It was a solemn scene at Southlawn Cemetery Sunday afternoon.

Right To Life Michiana organized a memorial service for the 2,000 fetal remains removed from the Illinois home of the late South Bend abortion doctor Ulrich Klopfer. Organizers say more than 200 people showed up to pay their respects at this second service.

The fetal remains are now in their final resting place, with people in attendance hoping something like it never happens again.

“It’s a horrible thing that happened,” said Lilia Barriga.

Klopfer died back in September. As family was clearing out his belongings, they found the medically-preserved fetuses.
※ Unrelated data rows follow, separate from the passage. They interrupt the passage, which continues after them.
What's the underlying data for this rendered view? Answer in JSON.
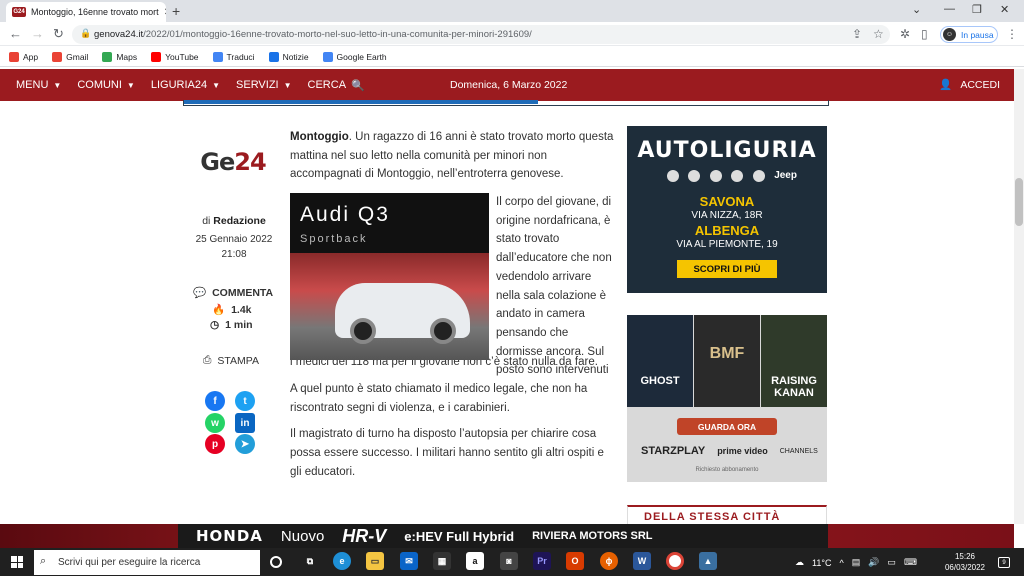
{
  "browser": {
    "tab_title": "Montoggio, 16enne trovato mort",
    "tab_favicon": "G24",
    "url_domain": "genova24.it",
    "url_path": "/2022/01/montoggio-16enne-trovato-morto-nel-suo-letto-in-una-comunita-per-minori-291609/",
    "profile_status": "In pausa",
    "bookmarks": [
      {
        "label": "App",
        "color": "#e94235"
      },
      {
        "label": "Gmail",
        "color": "#ea4335"
      },
      {
        "label": "Maps",
        "color": "#34a853"
      },
      {
        "label": "YouTube",
        "color": "#ff0000"
      },
      {
        "label": "Traduci",
        "color": "#4285f4"
      },
      {
        "label": "Notizie",
        "color": "#1a73e8"
      },
      {
        "label": "Google Earth",
        "color": "#4285f4"
      }
    ]
  },
  "site": {
    "nav": [
      {
        "label": "MENU"
      },
      {
        "label": "COMUNI"
      },
      {
        "label": "LIGURIA24"
      },
      {
        "label": "SERVIZI"
      },
      {
        "label": "CERCA"
      }
    ],
    "date": "Domenica, 6 Marzo 2022",
    "login": "ACCEDI",
    "read_progress": 0.55
  },
  "meta": {
    "logo_a": "Ge",
    "logo_b": "24",
    "by_prefix": "di",
    "author": "Redazione",
    "date": "25 Gennaio 2022",
    "time": "21:08",
    "comment_label": "COMMENTA",
    "views": "1.4k",
    "read_time": "1 min",
    "print_label": "STAMPA",
    "share": [
      {
        "icon": "facebook-icon",
        "glyph": "f",
        "color": "#1877f2"
      },
      {
        "icon": "twitter-icon",
        "glyph": "t",
        "color": "#1da1f2"
      },
      {
        "icon": "whatsapp-icon",
        "glyph": "w",
        "color": "#25d366"
      },
      {
        "icon": "linkedin-icon",
        "glyph": "in",
        "color": "#0a66c2"
      },
      {
        "icon": "pinterest-icon",
        "glyph": "p",
        "color": "#e60023"
      },
      {
        "icon": "telegram-icon",
        "glyph": "➤",
        "color": "#229ed9"
      }
    ]
  },
  "article": {
    "lead_bold": "Montoggio",
    "lead_rest": ". Un ragazzo di 16 anni è stato trovato morto questa mattina nel suo letto nella comunità per minori non accompagnati di Montoggio, nell’entroterra genovese.",
    "p2_side": "Il corpo del giovane, di origine nordafricana, è stato trovato dall’educatore che non vedendolo arrivare nella sala colazione è andato in camera pensando che dormisse ancora. Sul posto sono intervenuti",
    "p2_tail": "i medici del 118 ma per il giovane non c’è stato nulla da fare.",
    "p3": "A quel punto è stato chiamato il medico legale, che non ha riscontrato segni di violenza, e i carabinieri.",
    "p4": "Il magistrato di turno ha disposto l’autopsia per chiarire cosa possa essere successo. I militari hanno sentito gli altri ospiti e gli educatori."
  },
  "inline_ad": {
    "title": "Audi Q3",
    "subtitle": "Sportback"
  },
  "ad_autoliguria": {
    "brand": "AUTOLIGURIA",
    "jeep": "Jeep",
    "city1": "SAVONA",
    "street1": "VIA NIZZA, 18R",
    "city2": "ALBENGA",
    "street2": "VIA AL PIEMONTE, 19",
    "cta": "SCOPRI DI PIÙ"
  },
  "ad_starz": {
    "show1": "GHOST",
    "show2": "BMF",
    "show3": "RAISING KANAN",
    "cta": "GUARDA ORA",
    "starz": "STARZPLAY",
    "prime": "prime video",
    "channels": "CHANNELS",
    "note": "Richiesto abbonamento"
  },
  "related_heading": "DELLA STESSA CITTÀ",
  "honda_banner": {
    "brand": "HONDA",
    "nuovo": "Nuovo",
    "model": "HR-V",
    "hybrid": "e:HEV Full Hybrid",
    "dealer": "RIVIERA MOTORS SRL"
  },
  "taskbar": {
    "search_placeholder": "Scrivi qui per eseguire la ricerca",
    "weather": "11°C",
    "time": "15:26",
    "date": "06/03/2022",
    "notifications": "9"
  }
}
They were brought back to Indiana and given what Right to Life Michiana calls a proper burial.

“Everybody’s presence here today really acknowledges the humanity of the lives lost and that their lives are valuable and had meaning,” said Jackie Appleman, Right To Life Michiana Executive Director.

The memorial began with song and included prayers from local pastors along with testimony from women who had abortions performed by Klopfer.

The fetal remains were originally buried in a much smaller ceremony almost two weeks ago. Indiana’s Attorney General Curtis Hill has been on the front line of this case and was there today.

“It was very moving,” said Hill. “There’s lots of folks here who are focused on the importance of life, and I think it’s important for us to support that.”

Hill is a staunch pro-life advocate and has pushed for the fetal remains to be properly remembered.

“One of the things we learn by this process is there is a requirement of dignity in the death of these unborn and that requirement of dignity, which suggests if there’s dignity in their life,” said Hill.

Today’s memorial ended with “Amazing Grace” and dozens upon dozens of roses being laid on the gravesite, with people hoping this never happens again.

“Every life is precious and they need to be honored,” said Barriga.

While the law currently says that fetuses must either be buried or cremated, Hill hopes a bill going through the statehouse will enforce that law. The bill would require verification or burial or cremation of fetuses and Hill says he hopes that becomes law.